White, James – Sector General 08 – The Genocidal Healer

“Talks to me as if … I was a drooling infant,” Mannen broke in. “Or a frightened, terminal patient. At least you don’t … try to administer … a lethal overdose … of sympathy.

You are here to … obtain information about Seldal and, in return, to satisfy my curiosity . . . about you. No, I am not so much afraid of dying … as having too much time to think about it.”

“Is there pain, Doctor?” Lioren asked.

“You know there is no pain, dammit,” Mannen replied in a voice made stronger by its anger. “In the bad old days there might have been pain, and inefficient painkilling medication that so depressed the functioning of the involuntary muscle systems that … the major organs went into failure and the medication killed the patient as well as its pain … so that its medic escaped with the minimum of ethical self-criticism and … its patient was spared a lingering death. But now we have learned how to negate pain without harmful side effects . . . and there is nothing I can do but wait to see which of my vital organs . . . will be the first to expire from old age.

“I should not,” Mannen ended, its voice dropping to a whisper again, “have allowed Seldal loose in my intestines. But that blockage was . . . really uncomfortable.”

“I sympathize,” Lioren said, “because I, too, wish for death. But you can look back with pride and without pain to your past and to an ending that will not be long delayed. In my past and future lies only guilt and desolation that I must suffer until—”

“Do you really feel sympathy, Lioren?” Mannen broke in. “You impress me as being nothing but a proud and unfeeling … but very efficient organic healing machine. The Cromsag Incident . . . showed that the machine had a flaw. You want to destroy the machine . . . while O’Mara wants to repair it. I don’t know which of you will succeed.”

“I would never,” Lioren said harshly, “destroy myself to avoid just punishment.”

“To an ordinary member of the staff,” Mannen went on, “I would not say such . . . personally hurtful things. I know you feel you deserve them . . . and worse . . . and you expect no apology from me. But I do apologize . . . because I am hurting in a way that I did not believe possible . . . and am striking out at you . . . and I ignore my friends when they visit me in case they discover . . . that I am nothing but a vindictive old man.”

Before Lioren could think of a reply, Mannen said weakly, “I have been hurtful to a being who has not hurt me. The only recompense I can make is by helping you . . . with information on Seldal. When it visits me tomorrow morning … I shall ask it specific and very personal questions. I shall not mention . . . nor will it suspect your connection.”

“Thank you,” Lioren said. “But I do not understand how you can ask—”

“It is very simple,” Mannen said, its voice strengthening again. “Seldal is a Senior Physician and I was, until my summary demotion to the status of patient, a Diagnostician. It will be pleased to answer all my questions for three reasons. Out of respect for my former rank, because it will want to humor a terminal patient who wants to talk shop for what might well be the last time, and especially because I have not spoken a word to it since three days before the operation. If I cannot discover any helpful information for you after that exercise, the information does not exist.”

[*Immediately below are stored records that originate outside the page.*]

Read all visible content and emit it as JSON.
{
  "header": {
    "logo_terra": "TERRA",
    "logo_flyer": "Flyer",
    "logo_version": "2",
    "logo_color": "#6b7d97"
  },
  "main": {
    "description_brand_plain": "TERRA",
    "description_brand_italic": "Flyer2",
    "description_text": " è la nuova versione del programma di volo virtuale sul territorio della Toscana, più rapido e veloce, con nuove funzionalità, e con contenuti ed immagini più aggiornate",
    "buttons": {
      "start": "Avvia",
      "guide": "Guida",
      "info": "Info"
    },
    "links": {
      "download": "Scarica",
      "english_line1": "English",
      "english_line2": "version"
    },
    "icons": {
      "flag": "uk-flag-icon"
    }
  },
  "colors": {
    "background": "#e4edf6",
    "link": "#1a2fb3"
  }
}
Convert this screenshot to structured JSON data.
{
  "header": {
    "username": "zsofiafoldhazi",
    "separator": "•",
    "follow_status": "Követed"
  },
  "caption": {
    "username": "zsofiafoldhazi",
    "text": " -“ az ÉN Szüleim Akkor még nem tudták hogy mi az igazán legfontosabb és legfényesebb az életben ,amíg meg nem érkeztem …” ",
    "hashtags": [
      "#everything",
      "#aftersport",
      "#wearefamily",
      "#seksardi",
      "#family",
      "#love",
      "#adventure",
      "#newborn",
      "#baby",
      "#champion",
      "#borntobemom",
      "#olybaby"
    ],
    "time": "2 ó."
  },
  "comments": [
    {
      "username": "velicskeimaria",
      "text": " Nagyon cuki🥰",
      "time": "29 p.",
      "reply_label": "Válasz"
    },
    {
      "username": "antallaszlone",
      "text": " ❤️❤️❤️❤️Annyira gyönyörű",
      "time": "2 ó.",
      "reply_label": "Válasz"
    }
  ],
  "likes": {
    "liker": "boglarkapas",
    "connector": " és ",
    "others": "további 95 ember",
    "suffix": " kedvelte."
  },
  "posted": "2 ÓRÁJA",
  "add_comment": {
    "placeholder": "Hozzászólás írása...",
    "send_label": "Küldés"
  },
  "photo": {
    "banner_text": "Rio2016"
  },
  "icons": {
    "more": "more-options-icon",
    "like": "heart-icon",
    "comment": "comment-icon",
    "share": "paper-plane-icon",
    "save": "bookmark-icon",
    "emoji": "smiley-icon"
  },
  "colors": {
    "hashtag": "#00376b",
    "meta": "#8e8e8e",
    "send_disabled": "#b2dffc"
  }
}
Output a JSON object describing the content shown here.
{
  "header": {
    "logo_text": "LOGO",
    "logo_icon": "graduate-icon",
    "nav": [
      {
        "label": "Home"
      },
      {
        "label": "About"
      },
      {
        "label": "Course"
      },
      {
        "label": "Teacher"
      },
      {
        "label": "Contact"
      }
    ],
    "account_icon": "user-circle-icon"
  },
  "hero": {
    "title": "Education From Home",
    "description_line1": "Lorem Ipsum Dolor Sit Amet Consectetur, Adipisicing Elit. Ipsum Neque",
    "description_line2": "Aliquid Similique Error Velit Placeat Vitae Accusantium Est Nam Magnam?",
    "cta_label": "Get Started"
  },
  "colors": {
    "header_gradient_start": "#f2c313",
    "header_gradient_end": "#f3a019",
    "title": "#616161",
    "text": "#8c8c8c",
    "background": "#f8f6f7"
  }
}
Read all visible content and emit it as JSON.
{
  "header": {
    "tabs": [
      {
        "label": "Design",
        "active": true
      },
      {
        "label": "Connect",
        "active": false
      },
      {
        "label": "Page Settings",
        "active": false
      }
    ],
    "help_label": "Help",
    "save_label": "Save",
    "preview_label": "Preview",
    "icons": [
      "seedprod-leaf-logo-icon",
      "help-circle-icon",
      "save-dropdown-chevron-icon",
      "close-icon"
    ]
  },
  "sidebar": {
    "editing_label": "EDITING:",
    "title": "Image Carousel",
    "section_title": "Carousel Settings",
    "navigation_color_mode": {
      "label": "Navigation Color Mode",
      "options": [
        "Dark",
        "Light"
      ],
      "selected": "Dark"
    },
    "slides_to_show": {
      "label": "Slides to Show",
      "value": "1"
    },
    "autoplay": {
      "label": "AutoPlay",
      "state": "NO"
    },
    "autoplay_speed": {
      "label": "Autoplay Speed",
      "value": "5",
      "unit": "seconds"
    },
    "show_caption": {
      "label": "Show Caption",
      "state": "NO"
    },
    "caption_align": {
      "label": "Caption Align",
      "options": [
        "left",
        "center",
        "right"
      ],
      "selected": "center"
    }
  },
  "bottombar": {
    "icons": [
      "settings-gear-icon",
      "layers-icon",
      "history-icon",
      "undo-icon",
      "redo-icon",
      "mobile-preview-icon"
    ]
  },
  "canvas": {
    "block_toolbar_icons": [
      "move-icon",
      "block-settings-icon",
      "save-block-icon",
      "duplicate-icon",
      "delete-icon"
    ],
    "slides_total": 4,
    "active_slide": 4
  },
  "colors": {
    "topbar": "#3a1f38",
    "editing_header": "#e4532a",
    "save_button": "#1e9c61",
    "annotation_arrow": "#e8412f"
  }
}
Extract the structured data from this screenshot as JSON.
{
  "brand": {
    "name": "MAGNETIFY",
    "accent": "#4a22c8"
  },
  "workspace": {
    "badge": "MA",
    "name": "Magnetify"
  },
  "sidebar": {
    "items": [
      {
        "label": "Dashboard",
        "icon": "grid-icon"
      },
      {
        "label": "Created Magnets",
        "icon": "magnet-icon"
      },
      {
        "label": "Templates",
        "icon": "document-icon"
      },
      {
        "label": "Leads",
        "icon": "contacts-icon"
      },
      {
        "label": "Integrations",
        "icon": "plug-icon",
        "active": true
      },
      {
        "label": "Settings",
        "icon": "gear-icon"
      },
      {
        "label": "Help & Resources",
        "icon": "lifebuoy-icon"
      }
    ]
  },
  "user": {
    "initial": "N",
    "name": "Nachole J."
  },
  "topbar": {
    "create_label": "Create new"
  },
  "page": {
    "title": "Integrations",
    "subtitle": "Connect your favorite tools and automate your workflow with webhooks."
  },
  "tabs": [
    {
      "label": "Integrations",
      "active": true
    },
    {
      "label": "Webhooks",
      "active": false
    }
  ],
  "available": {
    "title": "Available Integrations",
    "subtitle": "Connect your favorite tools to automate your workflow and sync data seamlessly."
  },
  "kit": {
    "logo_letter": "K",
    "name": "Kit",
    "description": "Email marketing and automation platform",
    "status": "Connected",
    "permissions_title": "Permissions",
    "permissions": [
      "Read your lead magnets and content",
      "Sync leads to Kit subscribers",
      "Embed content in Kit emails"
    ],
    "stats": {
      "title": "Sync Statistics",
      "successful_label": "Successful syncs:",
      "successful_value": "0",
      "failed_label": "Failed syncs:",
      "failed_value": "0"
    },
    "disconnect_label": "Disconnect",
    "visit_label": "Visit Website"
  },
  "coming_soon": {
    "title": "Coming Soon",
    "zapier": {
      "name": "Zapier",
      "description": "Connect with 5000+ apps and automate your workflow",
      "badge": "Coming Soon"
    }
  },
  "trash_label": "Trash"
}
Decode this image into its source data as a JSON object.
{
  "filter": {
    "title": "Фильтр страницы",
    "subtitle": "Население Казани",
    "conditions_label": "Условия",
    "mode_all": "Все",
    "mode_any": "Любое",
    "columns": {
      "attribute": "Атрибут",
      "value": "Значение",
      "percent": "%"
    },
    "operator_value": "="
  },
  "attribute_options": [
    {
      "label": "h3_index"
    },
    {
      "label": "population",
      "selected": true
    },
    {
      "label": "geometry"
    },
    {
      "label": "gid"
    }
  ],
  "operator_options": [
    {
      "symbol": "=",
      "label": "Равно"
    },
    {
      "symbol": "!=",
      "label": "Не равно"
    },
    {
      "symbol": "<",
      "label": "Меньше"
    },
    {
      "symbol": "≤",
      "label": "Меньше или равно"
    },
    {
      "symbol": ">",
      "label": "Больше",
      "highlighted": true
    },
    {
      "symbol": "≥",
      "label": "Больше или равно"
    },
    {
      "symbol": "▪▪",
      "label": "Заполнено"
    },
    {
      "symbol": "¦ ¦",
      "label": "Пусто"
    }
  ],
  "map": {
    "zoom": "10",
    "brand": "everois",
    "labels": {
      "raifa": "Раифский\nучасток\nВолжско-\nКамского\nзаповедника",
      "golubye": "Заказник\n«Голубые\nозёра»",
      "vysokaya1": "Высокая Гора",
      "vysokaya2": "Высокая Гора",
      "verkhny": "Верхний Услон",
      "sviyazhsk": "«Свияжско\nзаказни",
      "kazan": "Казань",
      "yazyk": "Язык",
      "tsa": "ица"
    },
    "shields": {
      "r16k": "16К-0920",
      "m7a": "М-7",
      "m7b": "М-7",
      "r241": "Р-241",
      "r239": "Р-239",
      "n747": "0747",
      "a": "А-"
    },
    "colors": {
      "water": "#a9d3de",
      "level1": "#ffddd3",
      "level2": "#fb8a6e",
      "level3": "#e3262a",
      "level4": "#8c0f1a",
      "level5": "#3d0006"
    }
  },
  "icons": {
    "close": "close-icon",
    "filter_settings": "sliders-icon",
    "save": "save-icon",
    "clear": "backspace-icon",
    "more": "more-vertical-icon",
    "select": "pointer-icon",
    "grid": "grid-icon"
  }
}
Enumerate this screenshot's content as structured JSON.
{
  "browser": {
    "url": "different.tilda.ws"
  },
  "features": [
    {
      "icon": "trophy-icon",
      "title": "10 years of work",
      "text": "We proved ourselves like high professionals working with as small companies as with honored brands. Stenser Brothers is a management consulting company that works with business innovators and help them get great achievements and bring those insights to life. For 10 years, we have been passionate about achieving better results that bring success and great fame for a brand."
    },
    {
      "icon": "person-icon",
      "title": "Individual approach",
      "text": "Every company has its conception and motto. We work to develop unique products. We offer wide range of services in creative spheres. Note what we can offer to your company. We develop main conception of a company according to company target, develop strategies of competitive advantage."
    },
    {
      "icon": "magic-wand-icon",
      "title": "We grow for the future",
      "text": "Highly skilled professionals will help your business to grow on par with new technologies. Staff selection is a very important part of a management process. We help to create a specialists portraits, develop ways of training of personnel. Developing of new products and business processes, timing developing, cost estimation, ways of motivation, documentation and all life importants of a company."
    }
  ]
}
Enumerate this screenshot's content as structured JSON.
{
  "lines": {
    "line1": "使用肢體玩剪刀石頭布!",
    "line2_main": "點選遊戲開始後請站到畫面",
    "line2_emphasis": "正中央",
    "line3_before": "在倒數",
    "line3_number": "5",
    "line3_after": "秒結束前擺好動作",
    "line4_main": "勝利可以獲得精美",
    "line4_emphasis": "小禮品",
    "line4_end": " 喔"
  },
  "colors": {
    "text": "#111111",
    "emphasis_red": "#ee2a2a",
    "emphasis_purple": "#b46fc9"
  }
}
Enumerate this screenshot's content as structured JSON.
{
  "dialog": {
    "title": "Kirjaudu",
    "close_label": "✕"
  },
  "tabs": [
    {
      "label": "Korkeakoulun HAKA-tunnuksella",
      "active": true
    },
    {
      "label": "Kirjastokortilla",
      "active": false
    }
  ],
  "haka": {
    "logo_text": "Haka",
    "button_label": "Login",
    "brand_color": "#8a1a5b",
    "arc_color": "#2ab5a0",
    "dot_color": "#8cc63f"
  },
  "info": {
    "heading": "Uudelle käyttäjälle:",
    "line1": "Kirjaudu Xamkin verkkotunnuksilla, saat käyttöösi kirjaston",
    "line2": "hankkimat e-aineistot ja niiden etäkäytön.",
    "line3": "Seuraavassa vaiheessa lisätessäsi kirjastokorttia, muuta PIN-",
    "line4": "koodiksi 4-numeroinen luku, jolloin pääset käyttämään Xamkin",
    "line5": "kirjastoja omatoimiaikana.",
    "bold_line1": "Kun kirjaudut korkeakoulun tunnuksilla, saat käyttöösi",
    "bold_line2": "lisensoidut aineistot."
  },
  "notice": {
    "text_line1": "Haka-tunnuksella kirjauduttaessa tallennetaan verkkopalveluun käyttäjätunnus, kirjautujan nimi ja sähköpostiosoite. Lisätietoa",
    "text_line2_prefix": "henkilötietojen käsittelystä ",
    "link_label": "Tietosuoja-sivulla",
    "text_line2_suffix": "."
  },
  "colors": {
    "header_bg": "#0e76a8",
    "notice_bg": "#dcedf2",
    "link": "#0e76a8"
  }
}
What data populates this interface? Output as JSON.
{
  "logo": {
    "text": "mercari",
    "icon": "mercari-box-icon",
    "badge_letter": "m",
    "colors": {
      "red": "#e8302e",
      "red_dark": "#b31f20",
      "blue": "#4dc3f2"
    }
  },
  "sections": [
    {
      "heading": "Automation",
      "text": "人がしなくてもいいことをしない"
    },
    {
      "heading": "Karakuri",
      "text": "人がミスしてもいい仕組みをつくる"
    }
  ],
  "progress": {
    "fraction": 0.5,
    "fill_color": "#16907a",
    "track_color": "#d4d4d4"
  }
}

This terminally ill entity, in what might well be the last constructive act of its life, was going to help him with the Seldal assignment as no other person was capable of doing, simply because it had used a few impolite words to him. Lioren had always considered it wrong to become emotionally involved in a case, however slightly, because the patient’s interests were best served by the impersonal, clinical approach—and Mannen was not even his patient. But somehow it seemed that the investigation into the Nallajim Senior’s behavior was no longer his only concern.